Раздражению дал волю и хотел немедля устремиться к любимцам. Данилыч насилу унял. Коришпонденции убавилось немного, губернатор всем не ответчик. Вон Шереметев канючит:
«Псковские бурмистры не дают денег на корм слесарям у артиллерии и шведским полоняникам — без указа из Москвы. Как бы тех людей голодом не поморить».
Он, Меншиков, над Москвой не властен. А ведь пустяк! Канителят — знать, к выгоде своей... Немощен фельдмаршал, навёл бы пушку на канцелярию...
— Пушку? — отозвался царь. — Ты бы настрелял... Он законы уважает.
Пишет Шереметев обильно. Представляет к награде драгуна, которому оторвало руку, — на жилах висела, и он устоял, отрезал её. Видать, богатырь... А шведский драгун перебежал к нам — коня утопил ненароком и убоялся наказания. Покидают армию Карла латыши, понеже в солдаты их взяли насильством. И снова о непорядках.
«Привезли ко Пскову семьсот возов сена, и на тех возах не будет и по полвозу, и то всё мокро и в грязи, и лошади не везут, путь зело худ».
Пропадут лошади, пророчит стратег, и сено не довезут, убыток двойной. Чего же хочет? Учинил бы розыск, отлупил бы виновников!
— Стар боярин, стар, — негодует Данилыч.
— Тебе, что ли, войско отдам? Заришься?
— Да ни в жисть...
Увёртка жалкая — нету в душе Данилыча уголка, сокрытого от царя. Манит жезл фельдмаршала, манит неотступно. Мечтание дерзостное... Царь поручил Петербург — и будь, губернатор, доволен!
Вот и засосал Петербург... Позавидуешь Борису Петровичу: он и половины здешней мороки не ведает.
Государь морщится, видя убожество дикого табора на островах. Ровно орда нахлынула и осела... А если просветлеет лицом, — значит, вселяется в город будущий. Ложась спать, оставляет подле себя, на мебели, на полу, на кровати наброски, засыпает, не успев собрать их. Губернатора сии прожекты ожидают утром — с понуканьем и с угрозами. Время, время торопит...
Изволь, губернатор, ведать: после крепости второе по важности строение есть Адмиралтейство, где корабли родятся получше олонецких на пятьдесят пушек и больше! Где ему быть? Царь чертил и зачёркивал.

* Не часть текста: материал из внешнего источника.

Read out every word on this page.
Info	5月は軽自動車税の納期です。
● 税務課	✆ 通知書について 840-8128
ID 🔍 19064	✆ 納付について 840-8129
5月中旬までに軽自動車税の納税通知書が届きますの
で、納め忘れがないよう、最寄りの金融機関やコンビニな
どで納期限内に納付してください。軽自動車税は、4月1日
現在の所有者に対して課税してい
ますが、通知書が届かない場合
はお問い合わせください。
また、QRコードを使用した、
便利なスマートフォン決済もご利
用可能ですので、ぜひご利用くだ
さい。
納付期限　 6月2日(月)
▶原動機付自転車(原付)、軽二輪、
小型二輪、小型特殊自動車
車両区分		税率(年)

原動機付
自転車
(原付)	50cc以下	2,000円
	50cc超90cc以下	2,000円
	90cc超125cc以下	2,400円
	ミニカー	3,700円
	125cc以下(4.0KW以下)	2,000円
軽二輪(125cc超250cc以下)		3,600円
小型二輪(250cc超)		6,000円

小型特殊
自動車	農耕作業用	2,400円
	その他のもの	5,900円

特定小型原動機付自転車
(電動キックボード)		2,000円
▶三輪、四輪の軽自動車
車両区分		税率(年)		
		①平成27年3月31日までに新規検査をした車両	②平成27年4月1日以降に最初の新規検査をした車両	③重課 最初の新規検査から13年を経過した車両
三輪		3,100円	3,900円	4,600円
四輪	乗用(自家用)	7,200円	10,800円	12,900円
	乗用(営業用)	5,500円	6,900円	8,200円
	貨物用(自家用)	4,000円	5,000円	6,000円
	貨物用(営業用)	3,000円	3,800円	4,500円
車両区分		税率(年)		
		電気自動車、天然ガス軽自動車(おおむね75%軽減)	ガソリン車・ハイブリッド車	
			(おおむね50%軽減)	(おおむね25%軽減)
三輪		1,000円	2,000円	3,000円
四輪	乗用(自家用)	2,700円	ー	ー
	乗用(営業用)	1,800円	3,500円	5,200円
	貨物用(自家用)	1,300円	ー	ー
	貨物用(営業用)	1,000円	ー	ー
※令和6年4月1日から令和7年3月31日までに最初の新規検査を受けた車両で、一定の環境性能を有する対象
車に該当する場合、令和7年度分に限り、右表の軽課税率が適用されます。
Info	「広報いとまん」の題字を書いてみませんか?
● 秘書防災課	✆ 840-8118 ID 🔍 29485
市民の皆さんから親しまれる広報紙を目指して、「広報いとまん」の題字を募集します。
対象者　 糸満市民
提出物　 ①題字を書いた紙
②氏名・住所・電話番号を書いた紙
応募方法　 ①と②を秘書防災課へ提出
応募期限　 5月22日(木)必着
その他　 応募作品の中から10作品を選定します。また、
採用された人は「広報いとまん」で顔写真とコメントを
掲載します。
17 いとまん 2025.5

На стрелке Васильевского острова будет площадь. Там заполыхает маяк, укажет путь купеческим кораблям, кои Петербург всенепременно должны посещать. Где им причаливать? Мало, мало справных пристаней для морских судов. Должны быть, немедля, нынче же летом!
Откуда ему быть, иностранному купцу? Побоится, война ещё... Но лучше не перечить тебе, херц мой!
Крестьянство из деревень прибывает, да не бойко — помещики противятся. Что им Петербург — поля запустеют! Уйдёт мужик на два месяца, на срок наименьший, — всё же убыток, тем более летом. Пока сменят его — страдную пору пропустит.
— Мастеровых добрых будем удерживать, — рассуждает царь.
Им первым отводить избы на семью. Для сего готовить срубы в лесу, сплавлять сюда на плотах. А ставить жилища не нахальством, не наобум Лазаря, а с расчётом на завтра. С царских черновых листков делать чертежи подробные, по науке, и по ним вымерять землю, и без сего не строить и канал не копать. На сей предмет имеются астролябии, купленные у немцев.